Critics also said the Senate report went too far in claiming that intelligence gained under torture could have been obtained through other sources or technical means.
"It's impossible to know in hindsight" if non-coercive interrogations could have obtained the same intelligence, the CIA said in a statement.
"The answer to this question is and will forever remain unknowable," CIA Director John Brennan said in a separate statement. Claims that harsh interrogations produced no unique intelligence that disrupted terrorist plots are "wrong," he said.
In internal assessments, the CIA concluded in 2004 and 2005 that the interrogations had helped thwart plots. But the Senate study says the evaluations did not check whether critical intelligence was obtained before or after harsh methods were used.

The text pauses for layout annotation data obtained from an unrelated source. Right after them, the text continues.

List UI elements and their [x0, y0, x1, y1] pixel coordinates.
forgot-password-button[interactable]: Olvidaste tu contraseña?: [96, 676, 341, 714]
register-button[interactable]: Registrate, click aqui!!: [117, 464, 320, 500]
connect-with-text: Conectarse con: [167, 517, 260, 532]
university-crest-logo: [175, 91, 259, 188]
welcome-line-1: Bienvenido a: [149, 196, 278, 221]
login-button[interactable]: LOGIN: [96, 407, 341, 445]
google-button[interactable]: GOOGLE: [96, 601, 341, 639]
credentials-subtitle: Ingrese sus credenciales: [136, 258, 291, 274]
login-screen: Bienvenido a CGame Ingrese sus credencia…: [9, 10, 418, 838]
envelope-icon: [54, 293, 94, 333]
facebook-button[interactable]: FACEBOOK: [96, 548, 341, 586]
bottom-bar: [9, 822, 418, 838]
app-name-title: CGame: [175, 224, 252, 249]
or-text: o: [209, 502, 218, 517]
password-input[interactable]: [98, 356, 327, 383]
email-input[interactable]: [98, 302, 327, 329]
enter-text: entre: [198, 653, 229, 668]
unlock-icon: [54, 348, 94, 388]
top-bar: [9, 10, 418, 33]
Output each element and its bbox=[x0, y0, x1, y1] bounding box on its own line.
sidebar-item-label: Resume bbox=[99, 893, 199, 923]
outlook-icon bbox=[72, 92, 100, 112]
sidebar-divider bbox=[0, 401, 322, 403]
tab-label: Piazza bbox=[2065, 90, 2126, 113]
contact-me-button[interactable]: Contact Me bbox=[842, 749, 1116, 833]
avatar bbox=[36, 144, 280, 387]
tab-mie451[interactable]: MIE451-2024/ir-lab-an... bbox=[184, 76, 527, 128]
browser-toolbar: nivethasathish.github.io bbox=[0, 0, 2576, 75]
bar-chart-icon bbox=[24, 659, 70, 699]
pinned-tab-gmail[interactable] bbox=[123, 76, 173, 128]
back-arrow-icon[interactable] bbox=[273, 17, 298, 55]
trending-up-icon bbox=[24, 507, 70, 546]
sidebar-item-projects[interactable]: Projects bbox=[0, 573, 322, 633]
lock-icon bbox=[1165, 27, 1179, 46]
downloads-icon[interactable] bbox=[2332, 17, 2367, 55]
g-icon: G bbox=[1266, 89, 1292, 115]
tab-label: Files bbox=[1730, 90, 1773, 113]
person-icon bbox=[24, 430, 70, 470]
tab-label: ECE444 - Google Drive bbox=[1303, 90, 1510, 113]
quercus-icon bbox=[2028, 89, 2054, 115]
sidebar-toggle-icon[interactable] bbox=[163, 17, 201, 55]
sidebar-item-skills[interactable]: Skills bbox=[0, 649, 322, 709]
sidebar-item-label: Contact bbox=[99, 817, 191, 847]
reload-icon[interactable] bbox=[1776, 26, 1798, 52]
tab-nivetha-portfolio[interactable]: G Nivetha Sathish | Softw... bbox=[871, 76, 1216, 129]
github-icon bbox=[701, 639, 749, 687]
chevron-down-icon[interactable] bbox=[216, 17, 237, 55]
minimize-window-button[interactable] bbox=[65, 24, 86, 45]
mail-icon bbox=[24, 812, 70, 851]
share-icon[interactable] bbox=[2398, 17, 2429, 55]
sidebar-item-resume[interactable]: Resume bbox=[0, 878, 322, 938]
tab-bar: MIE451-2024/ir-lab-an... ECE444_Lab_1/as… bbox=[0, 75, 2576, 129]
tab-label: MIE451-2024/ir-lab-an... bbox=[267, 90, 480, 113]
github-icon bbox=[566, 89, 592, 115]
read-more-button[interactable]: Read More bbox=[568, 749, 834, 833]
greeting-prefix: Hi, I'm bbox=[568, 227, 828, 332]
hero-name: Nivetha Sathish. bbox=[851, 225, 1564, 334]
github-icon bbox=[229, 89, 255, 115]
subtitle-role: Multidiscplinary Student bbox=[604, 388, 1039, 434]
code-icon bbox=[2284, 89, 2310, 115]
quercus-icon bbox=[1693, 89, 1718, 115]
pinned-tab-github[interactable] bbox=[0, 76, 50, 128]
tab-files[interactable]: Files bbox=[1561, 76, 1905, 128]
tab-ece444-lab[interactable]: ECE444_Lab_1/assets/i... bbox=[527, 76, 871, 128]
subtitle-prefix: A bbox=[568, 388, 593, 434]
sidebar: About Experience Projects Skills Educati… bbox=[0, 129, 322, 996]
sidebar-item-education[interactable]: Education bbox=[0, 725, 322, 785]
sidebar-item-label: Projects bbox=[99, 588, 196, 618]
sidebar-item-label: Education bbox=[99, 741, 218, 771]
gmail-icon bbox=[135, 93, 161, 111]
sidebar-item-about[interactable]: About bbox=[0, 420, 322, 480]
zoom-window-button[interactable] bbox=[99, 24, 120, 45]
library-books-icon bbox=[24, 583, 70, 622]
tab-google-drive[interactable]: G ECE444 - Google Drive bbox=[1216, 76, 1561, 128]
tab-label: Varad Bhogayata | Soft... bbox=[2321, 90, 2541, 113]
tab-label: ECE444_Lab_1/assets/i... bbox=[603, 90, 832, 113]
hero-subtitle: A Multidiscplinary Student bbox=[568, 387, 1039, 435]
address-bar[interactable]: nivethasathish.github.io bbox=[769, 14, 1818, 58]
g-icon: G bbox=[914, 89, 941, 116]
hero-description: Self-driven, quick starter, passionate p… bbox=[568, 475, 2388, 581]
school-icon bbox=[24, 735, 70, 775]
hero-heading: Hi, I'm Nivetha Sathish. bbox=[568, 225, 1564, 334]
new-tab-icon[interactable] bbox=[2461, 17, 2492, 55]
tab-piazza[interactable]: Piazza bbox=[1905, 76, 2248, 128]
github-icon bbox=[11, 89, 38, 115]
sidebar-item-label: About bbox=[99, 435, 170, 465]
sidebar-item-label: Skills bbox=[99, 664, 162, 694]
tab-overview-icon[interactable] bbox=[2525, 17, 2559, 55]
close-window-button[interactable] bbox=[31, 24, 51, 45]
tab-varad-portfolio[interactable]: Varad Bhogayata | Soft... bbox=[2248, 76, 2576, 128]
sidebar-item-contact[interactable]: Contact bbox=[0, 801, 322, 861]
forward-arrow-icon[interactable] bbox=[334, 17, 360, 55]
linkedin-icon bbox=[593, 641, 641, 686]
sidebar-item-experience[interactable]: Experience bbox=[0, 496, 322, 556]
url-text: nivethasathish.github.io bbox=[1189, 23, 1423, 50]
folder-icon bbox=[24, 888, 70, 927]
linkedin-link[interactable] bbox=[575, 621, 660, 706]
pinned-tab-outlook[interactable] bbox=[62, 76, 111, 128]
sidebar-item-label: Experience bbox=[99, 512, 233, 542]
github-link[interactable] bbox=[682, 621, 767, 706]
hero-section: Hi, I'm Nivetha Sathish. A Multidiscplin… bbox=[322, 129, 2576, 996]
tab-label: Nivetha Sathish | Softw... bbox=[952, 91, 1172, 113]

Committee investigators reviewed 6.3 million pages of internal CIA emails, reports, memos and other documents in assembling the report. They did not interview CIA officers involved because of an ongoing Justice Department investigation. Critics have seized on the failure to conduct interviews to argue that the report is one-sided and incomplete.
Sen. Susan Collins of Maine was one of three Republicans who voted to declassify the executive summary released Tuesday, part of a 6,700-page report that remains classified.
Whether the waterboarding and other harsh techniques were effective is not the point, she argued. "Torture need not be ineffective to be wrong," she said.